Signs of life on the Martian surface would still be visible even after bacteria were zapped with a potentially fatal dose of radiation, according to new research—if life ever existed there, of course.

Using "model" bacteria expected to resemble what microbes could look like on the Red Planet, the research team used a Raman spectrometer—an instrument type that the ExoMars rover will carry in 2018—to see how the signal from the bacteria change as they get exposed to more and more radiation.

The bottom line is the study authors believe the European Space Agency rover's instrument would be capable of seeing bacteria on Mars—from the past or the present—if the bacteria were there in the first place.

Readings from the NASA Mars Curiosity rover recently found that humans on the surface of Mars would have a higher risk of cancer due to the increased radiation level on the surface.

Mars does not have a global magnetic field to deflect radiation from solar flares, nor a thick atmosphere to shelter the surface.

The new study still found the signature of life in these model microbes at 15,000 Gray of radiation, which is thousands of times higher than the radiation dose that would kill a human. At 10 times more, or 150,000 Gray, the signature is erased.
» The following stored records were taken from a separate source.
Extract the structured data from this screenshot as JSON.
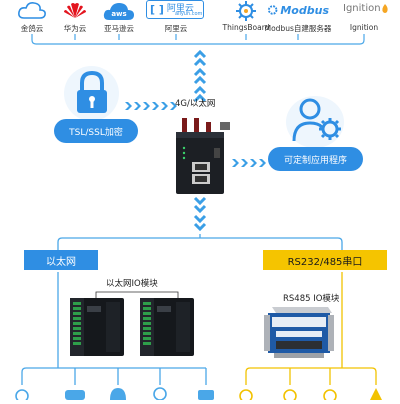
{
  "platforms": [
    {
      "label": "金鸽云",
      "icon": "cloud-icon"
    },
    {
      "label": "华为云",
      "icon": "huawei-logo-icon"
    },
    {
      "label": "亚马逊云",
      "icon": "aws-logo-icon"
    },
    {
      "label": "阿里云",
      "icon": "aliyun-logo-icon",
      "logo_text": "阿里云",
      "logo_sub": "aliyun.com"
    },
    {
      "label": "ThingsBoard",
      "icon": "thingsboard-logo-icon"
    },
    {
      "label": "Modbus自建服务器",
      "icon": "modbus-logo-icon",
      "logo_text": "Modbus"
    },
    {
      "label": "Ignition",
      "icon": "ignition-logo-icon",
      "logo_text": "Ignition"
    }
  ],
  "link_label": "4G/以太网",
  "security_label": "TSL/SSL加密",
  "app_label": "可定制应用程序",
  "branches": {
    "ethernet": {
      "title": "以太网",
      "device_label": "以太网IO模块"
    },
    "serial": {
      "title": "RS232/485串口",
      "device_label": "RS485 IO模块"
    }
  },
  "colors": {
    "accent_blue": "#2f8ee3",
    "serial_yellow": "#f5c400",
    "line_blue": "#4aa7e8",
    "line_yellow": "#f2c200"
  }
}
"What we've been able to show is how the tell-tale signature of life is erased as the energetic radiation smashes up the cells' molecules," stated Lewis Dartnell, an astrobiology researcher at the University of Leicester who led the study.

ExoMars 2016 Mission to the Red Planet. 

It consists of two spacecraft – the Trace Gas Orbiter (TGO) and the Entry, Descent and Landing Demonstrator Module (EDM) which will land. 

Credit: ESA

Specifically, the spectrometer detected carotenoid molecules, which can be used to protect a microorganism against difficult conditions in the environment.

The research teams stated that these cartenoids have been proposed as "good biosignatures of life" on Mars.

"In this study we've used a bacterium with unrivaled resistance to radiation as a model for the type of bacteria we might find signs of on Mars."

"What we want to explore now is how other signs of life might be distorted or degraded by irradiation," Dartnell added.

"This is crucial work for understanding what signs to look for to detect remnants of ancient life on Mars that has been exposed to the bombardment of cosmic radiation for very long periods of time."